Out of all the French cities that opted to boycott the World Cup, however, Paris’s move was the most puzzling one, critics said.
The city’s mighty Paris Saint-Germain (PSG) soccer club is owned by Qatar Sports Investments. And leftist Paris Mayor Anne Hidalgo, who unsuccessfully ran against Macron in presidential elections earlier this year, hasn’t shied away from showing public support for the team when it appeared to suit her city’s interests in the past.
When Brazilian soccer star Neymar transferred to PSG in 2017, Hidalgo’s administration allowed the Eiffel Tower to be lit up in the club colors.
“She relies heavily on the image of PSG,” Bernard Caïazzo, a shareholder of French soccer club AS Saint-Étienne, said in October.
In many ways, Paris’s boycott of a World Cup hosted by a country that owns the city’s most valuable soccer club has encapsulated the dilemmas many national teams, cities, and governments faced during this World Cup: Sending a stronger signal would often have gone against their own interests.
For David Samzun, mayor of the city of Saint-Nazaire in western France, and like Hidalgo a Socialist Party member, a World Cup boycott would have been “unsustainable.”
In an interview, Samzun accused Qatar of a “disrespect for human rights” and criticized this year’s tournament as “environmental nonsense.” But he also took aim at the Paris boycott, calling it “hypocritical” and suggesting that local officials should never have been brought into the current position in the first place.
Unlike many other towns, Saint-Nazaire will show the World Cup final in a public viewing area on Sunday. A public transmission of Wednesday’s semifinal already drew over 1,000 people to the city’s fan zone on a former submarine base.
“The economic crisis, the energy crisis, the war on the doorstep of Europe. When we look at the news, it’s all very sad,” he said.
The World Cup, he added, is a rare chance to “bring people together, to seek out popular, joyful moments — and I think in France, we really need it.”

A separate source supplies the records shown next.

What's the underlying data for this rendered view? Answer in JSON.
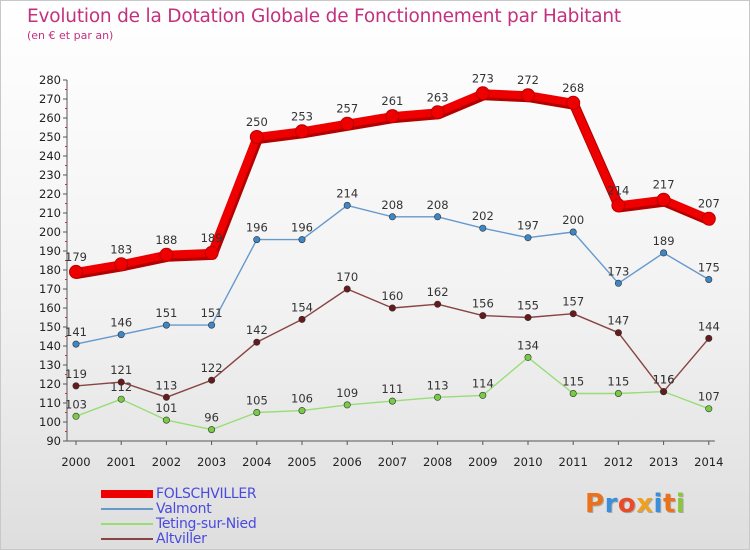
{
  "header": {
    "title": "Evolution de la Dotation Globale de Fonctionnement par Habitant",
    "subtitle": "(en € et par an)"
  },
  "logo": {
    "text": "Proxiti"
  },
  "colors": {
    "title": "#c2317e",
    "axis": "#555555",
    "legend_text": "#4a4ae0"
  },
  "chart_data": {
    "type": "line",
    "title": "Evolution de la Dotation Globale de Fonctionnement par Habitant",
    "subtitle": "(en € et par an)",
    "xlabel": "",
    "ylabel": "",
    "x": [
      "2000",
      "2001",
      "2002",
      "2003",
      "2004",
      "2005",
      "2006",
      "2007",
      "2008",
      "2009",
      "2010",
      "2011",
      "2012",
      "2013",
      "2014"
    ],
    "ylim": [
      90,
      280
    ],
    "yticks": [
      90,
      100,
      110,
      120,
      130,
      140,
      150,
      160,
      170,
      180,
      190,
      200,
      210,
      220,
      230,
      240,
      250,
      260,
      270,
      280
    ],
    "grid": false,
    "legend_position": "bottom-left",
    "series": [
      {
        "name": "FOLSCHVILLER",
        "color": "#ee0000",
        "marker": "#ee0000",
        "thick": true,
        "values": [
          179,
          183,
          188,
          189,
          250,
          253,
          257,
          261,
          263,
          273,
          272,
          268,
          214,
          217,
          207
        ]
      },
      {
        "name": "Valmont",
        "color": "#6699cc",
        "marker": "#3d87c8",
        "thick": false,
        "values": [
          141,
          146,
          151,
          151,
          196,
          196,
          214,
          208,
          208,
          202,
          197,
          200,
          173,
          189,
          175
        ]
      },
      {
        "name": "Teting-sur-Nied",
        "color": "#99dd77",
        "marker": "#77cc44",
        "thick": false,
        "values": [
          103,
          112,
          101,
          96,
          105,
          106,
          109,
          111,
          113,
          114,
          134,
          115,
          115,
          116,
          107
        ]
      },
      {
        "name": "Altviller",
        "color": "#884444",
        "marker": "#661a1a",
        "thick": false,
        "values": [
          119,
          121,
          113,
          122,
          142,
          154,
          170,
          160,
          162,
          156,
          155,
          157,
          147,
          116,
          144
        ]
      }
    ]
  }
}
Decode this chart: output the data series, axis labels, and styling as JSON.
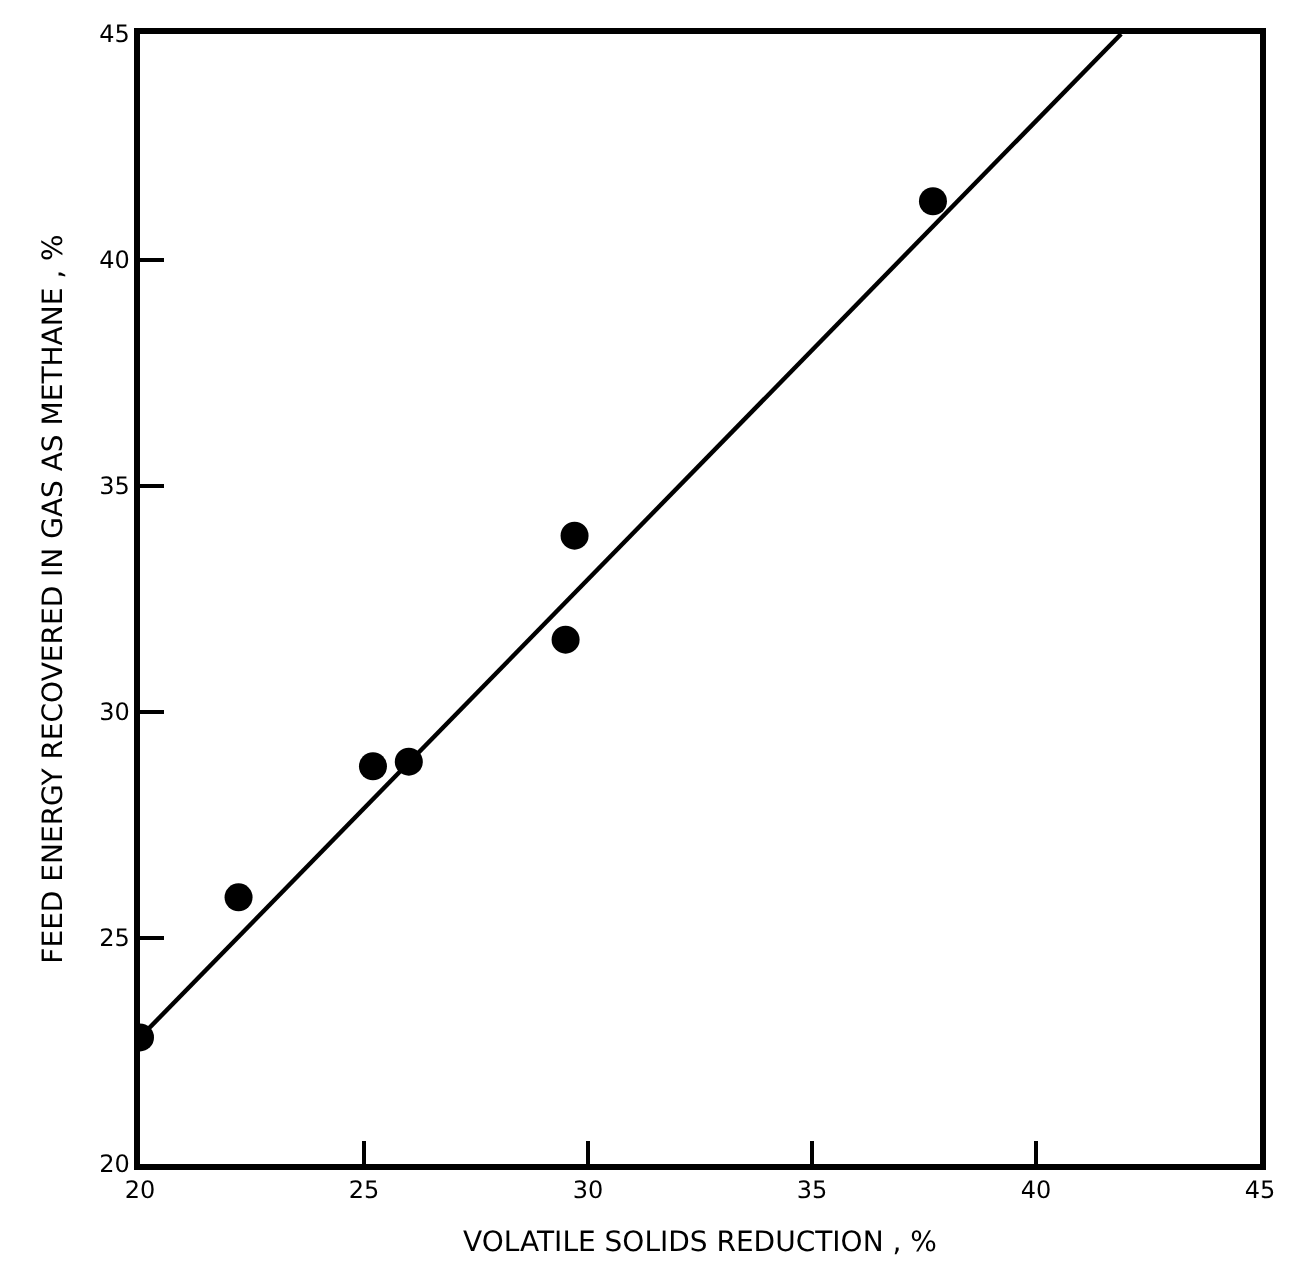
{
  "chart_data": {
    "type": "scatter",
    "xlabel": "VOLATILE SOLIDS REDUCTION , %",
    "ylabel": "FEED ENERGY RECOVERED IN GAS AS METHANE , %",
    "series": [
      {
        "color": "#000000",
        "marker": "circle",
        "x": [
          20.0,
          22.2,
          25.2,
          26.0,
          29.5,
          29.7,
          37.7
        ],
        "values": [
          22.8,
          25.9,
          28.8,
          28.9,
          31.6,
          33.9,
          41.3
        ]
      },
      {
        "type": "line",
        "color": "#000000",
        "marker": "none",
        "line_style": "solid",
        "x": [
          20.0,
          41.9
        ],
        "values": [
          22.8,
          45.0
        ]
      }
    ],
    "xlim": [
      20,
      45
    ],
    "ylim": [
      20,
      45
    ],
    "xticks": [
      20,
      25,
      30,
      35,
      40,
      45
    ],
    "yticks": [
      20,
      25,
      30,
      35,
      40,
      45
    ]
  }
}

For Henrik Selin, a Boston University researcher focusing on global and regional politics, it’s an understandable position.

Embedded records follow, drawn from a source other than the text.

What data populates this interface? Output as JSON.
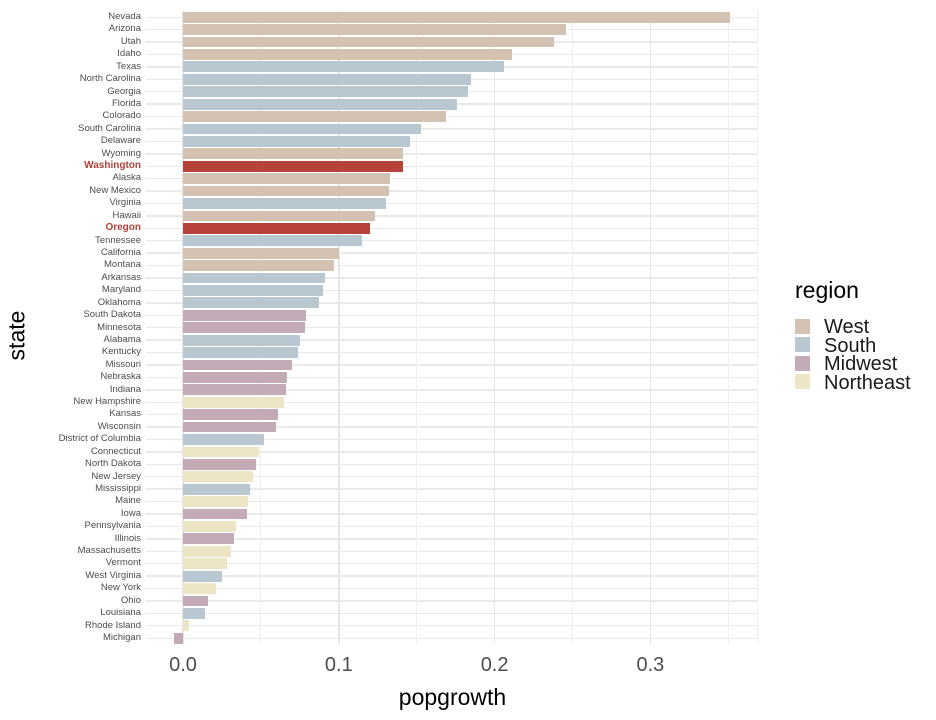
{
  "chart_data": {
    "type": "bar",
    "orientation": "horizontal",
    "title": "",
    "xlabel": "popgrowth",
    "ylabel": "state",
    "xlim": [
      -0.024,
      0.37
    ],
    "x_ticks": [
      {
        "value": 0.0,
        "label": "0.0"
      },
      {
        "value": 0.1,
        "label": "0.1"
      },
      {
        "value": 0.2,
        "label": "0.2"
      },
      {
        "value": 0.3,
        "label": "0.3"
      }
    ],
    "grid": "on",
    "gridline_values": [
      0.0,
      0.05,
      0.1,
      0.15,
      0.2,
      0.25,
      0.3,
      0.35,
      0.369
    ],
    "legend": {
      "title": "region",
      "position": "right",
      "entries": [
        {
          "label": "West",
          "color": "#d3c2b1"
        },
        {
          "label": "South",
          "color": "#b9c7d1"
        },
        {
          "label": "Midwest",
          "color": "#c2abb7"
        },
        {
          "label": "Northeast",
          "color": "#ece5c6"
        }
      ]
    },
    "region_colors": {
      "West": "#d3c2b1",
      "South": "#b9c7d1",
      "Midwest": "#c2abb7",
      "Northeast": "#ece5c6"
    },
    "highlight_color": "#b5433a",
    "highlight_label_color": "#b0413a",
    "highlighted_states": [
      "Washington",
      "Oregon"
    ],
    "states": [
      {
        "name": "Nevada",
        "region": "West",
        "value": 0.351
      },
      {
        "name": "Arizona",
        "region": "West",
        "value": 0.246
      },
      {
        "name": "Utah",
        "region": "West",
        "value": 0.238
      },
      {
        "name": "Idaho",
        "region": "West",
        "value": 0.211
      },
      {
        "name": "Texas",
        "region": "South",
        "value": 0.206
      },
      {
        "name": "North Carolina",
        "region": "South",
        "value": 0.185
      },
      {
        "name": "Georgia",
        "region": "South",
        "value": 0.183
      },
      {
        "name": "Florida",
        "region": "South",
        "value": 0.176
      },
      {
        "name": "Colorado",
        "region": "West",
        "value": 0.169
      },
      {
        "name": "South Carolina",
        "region": "South",
        "value": 0.153
      },
      {
        "name": "Delaware",
        "region": "South",
        "value": 0.146
      },
      {
        "name": "Wyoming",
        "region": "West",
        "value": 0.141
      },
      {
        "name": "Washington",
        "region": "West",
        "value": 0.141
      },
      {
        "name": "Alaska",
        "region": "West",
        "value": 0.133
      },
      {
        "name": "New Mexico",
        "region": "West",
        "value": 0.132
      },
      {
        "name": "Virginia",
        "region": "South",
        "value": 0.13
      },
      {
        "name": "Hawaii",
        "region": "West",
        "value": 0.123
      },
      {
        "name": "Oregon",
        "region": "West",
        "value": 0.12
      },
      {
        "name": "Tennessee",
        "region": "South",
        "value": 0.115
      },
      {
        "name": "California",
        "region": "West",
        "value": 0.1
      },
      {
        "name": "Montana",
        "region": "West",
        "value": 0.097
      },
      {
        "name": "Arkansas",
        "region": "South",
        "value": 0.091
      },
      {
        "name": "Maryland",
        "region": "South",
        "value": 0.09
      },
      {
        "name": "Oklahoma",
        "region": "South",
        "value": 0.087
      },
      {
        "name": "South Dakota",
        "region": "Midwest",
        "value": 0.079
      },
      {
        "name": "Minnesota",
        "region": "Midwest",
        "value": 0.078
      },
      {
        "name": "Alabama",
        "region": "South",
        "value": 0.075
      },
      {
        "name": "Kentucky",
        "region": "South",
        "value": 0.074
      },
      {
        "name": "Missouri",
        "region": "Midwest",
        "value": 0.07
      },
      {
        "name": "Nebraska",
        "region": "Midwest",
        "value": 0.067
      },
      {
        "name": "Indiana",
        "region": "Midwest",
        "value": 0.066
      },
      {
        "name": "New Hampshire",
        "region": "Northeast",
        "value": 0.065
      },
      {
        "name": "Kansas",
        "region": "Midwest",
        "value": 0.061
      },
      {
        "name": "Wisconsin",
        "region": "Midwest",
        "value": 0.06
      },
      {
        "name": "District of Columbia",
        "region": "South",
        "value": 0.052
      },
      {
        "name": "Connecticut",
        "region": "Northeast",
        "value": 0.049
      },
      {
        "name": "North Dakota",
        "region": "Midwest",
        "value": 0.047
      },
      {
        "name": "New Jersey",
        "region": "Northeast",
        "value": 0.045
      },
      {
        "name": "Mississippi",
        "region": "South",
        "value": 0.043
      },
      {
        "name": "Maine",
        "region": "Northeast",
        "value": 0.042
      },
      {
        "name": "Iowa",
        "region": "Midwest",
        "value": 0.041
      },
      {
        "name": "Pennsylvania",
        "region": "Northeast",
        "value": 0.034
      },
      {
        "name": "Illinois",
        "region": "Midwest",
        "value": 0.033
      },
      {
        "name": "Massachusetts",
        "region": "Northeast",
        "value": 0.031
      },
      {
        "name": "Vermont",
        "region": "Northeast",
        "value": 0.028
      },
      {
        "name": "West Virginia",
        "region": "South",
        "value": 0.025
      },
      {
        "name": "New York",
        "region": "Northeast",
        "value": 0.021
      },
      {
        "name": "Ohio",
        "region": "Midwest",
        "value": 0.016
      },
      {
        "name": "Louisiana",
        "region": "South",
        "value": 0.014
      },
      {
        "name": "Rhode Island",
        "region": "Northeast",
        "value": 0.004
      },
      {
        "name": "Michigan",
        "region": "Midwest",
        "value": -0.006
      }
    ]
  }
}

“There is a lot of evidence suggesting that FIFA is a thoroughly corrupt organization,” he said. “But I think that should be separated from the tournament once it has started.”

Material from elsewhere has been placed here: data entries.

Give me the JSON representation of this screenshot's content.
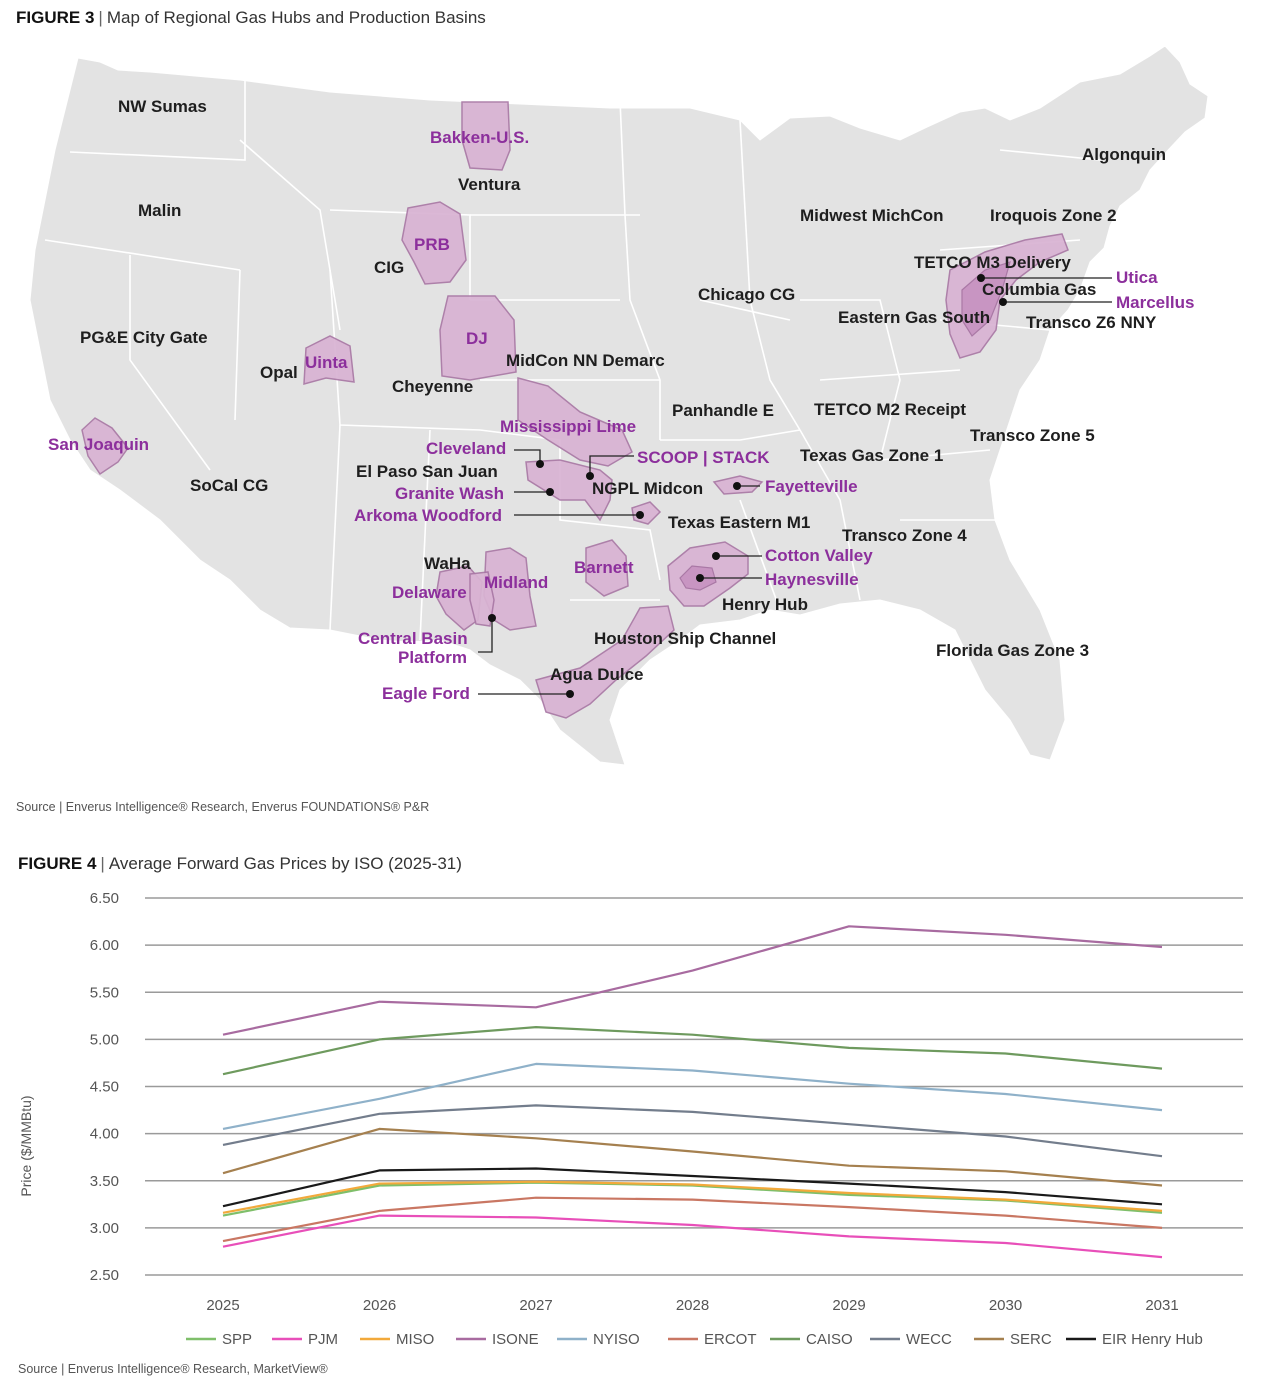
{
  "figure3": {
    "label": "FIGURE 3",
    "separator": "|",
    "title": "Map of Regional Gas Hubs and Production Basins",
    "source": "Source | Enverus Intelligence® Research, Enverus FOUNDATIONS® P&R",
    "colors": {
      "land": "#e3e3e3",
      "border": "#ffffff",
      "basin": "#d9b3d3",
      "basin_text": "#8c2f9c",
      "hub_text": "#1e1e1e"
    },
    "hubs": [
      "NW Sumas",
      "Malin",
      "PG&E City Gate",
      "SoCal CG",
      "Opal",
      "CIG",
      "Cheyenne",
      "Ventura",
      "MidCon NN Demarc",
      "El Paso San Juan",
      "NGPL Midcon",
      "Panhandle E",
      "Chicago CG",
      "Midwest MichCon",
      "TETCO M2 Receipt",
      "Texas Gas Zone 1",
      "Texas Eastern M1",
      "Transco Zone 4",
      "Transco Zone 5",
      "WaHa",
      "Henry Hub",
      "Houston Ship Channel",
      "Agua Dulce",
      "Florida Gas Zone 3",
      "Algonquin",
      "Iroquois Zone 2",
      "TETCO M3 Delivery",
      "Columbia Gas",
      "Eastern Gas South",
      "Transco Z6 NNY"
    ],
    "basins": [
      "Bakken-U.S.",
      "PRB",
      "DJ",
      "Uinta",
      "San Joaquin",
      "Mississippi Lime",
      "Cleveland",
      "SCOOP | STACK",
      "Granite Wash",
      "Arkoma Woodford",
      "Fayetteville",
      "Cotton Valley",
      "Haynesville",
      "Barnett",
      "Delaware",
      "Midland",
      "Central Basin",
      "Platform",
      "Eagle Ford",
      "Utica",
      "Marcellus"
    ]
  },
  "figure4": {
    "label": "FIGURE 4",
    "separator": "|",
    "title": "Average Forward Gas Prices by ISO (2025-31)",
    "source": "Source | Enverus Intelligence® Research, MarketView®"
  },
  "chart_data": {
    "type": "line",
    "title": "Average Forward Gas Prices by ISO (2025-31)",
    "xlabel": "",
    "ylabel": "Price ($/MMBtu)",
    "ylim": [
      2.5,
      6.5
    ],
    "yticks": [
      "6.50",
      "6.00",
      "5.50",
      "5.00",
      "4.50",
      "4.00",
      "3.50",
      "3.00",
      "2.50"
    ],
    "ytick_values": [
      6.5,
      6.0,
      5.5,
      5.0,
      4.5,
      4.0,
      3.5,
      3.0,
      2.5
    ],
    "categories": [
      "2025",
      "2026",
      "2027",
      "2028",
      "2029",
      "2030",
      "2031"
    ],
    "grid": true,
    "legend_position": "bottom",
    "series": [
      {
        "name": "SPP",
        "color": "#7fbf6a",
        "values": [
          3.13,
          3.45,
          3.48,
          3.45,
          3.35,
          3.29,
          3.16
        ]
      },
      {
        "name": "PJM",
        "color": "#e84fb9",
        "values": [
          2.8,
          3.13,
          3.11,
          3.03,
          2.91,
          2.84,
          2.69
        ]
      },
      {
        "name": "MISO",
        "color": "#f2a93b",
        "values": [
          3.16,
          3.47,
          3.49,
          3.46,
          3.37,
          3.3,
          3.18
        ]
      },
      {
        "name": "ISONE",
        "color": "#a86ba0",
        "values": [
          5.05,
          5.4,
          5.34,
          5.73,
          6.2,
          6.11,
          5.98
        ]
      },
      {
        "name": "NYISO",
        "color": "#8fb1c9",
        "values": [
          4.05,
          4.37,
          4.74,
          4.67,
          4.53,
          4.42,
          4.25
        ]
      },
      {
        "name": "ERCOT",
        "color": "#c97763",
        "values": [
          2.86,
          3.18,
          3.32,
          3.3,
          3.22,
          3.13,
          3.0
        ]
      },
      {
        "name": "CAISO",
        "color": "#6e9a5e",
        "values": [
          4.63,
          5.0,
          5.13,
          5.05,
          4.91,
          4.85,
          4.69
        ]
      },
      {
        "name": "WECC",
        "color": "#737d8c",
        "values": [
          3.88,
          4.21,
          4.3,
          4.23,
          4.1,
          3.97,
          3.76
        ]
      },
      {
        "name": "SERC",
        "color": "#a5804f",
        "values": [
          3.58,
          4.05,
          3.95,
          3.81,
          3.66,
          3.6,
          3.45
        ]
      },
      {
        "name": "EIR Henry Hub",
        "color": "#1a1a1a",
        "values": [
          3.23,
          3.61,
          3.63,
          3.55,
          3.47,
          3.38,
          3.25
        ]
      }
    ]
  }
}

French cities’ boycotts seem to be “more about domestic politics than international relations,” he added. “I don’t think that helps to improve the human rights record in Qatar or any other country.”
But tournament critic Grün was more optimistic about the chances for change, largely because the focus on French officials’ role in awarding the World Cup to Qatar appears greater than ever.
“Unfortunately, it’s too late” for this World Cup, he said. But it “puts a lot more moral obligations on France for the future.”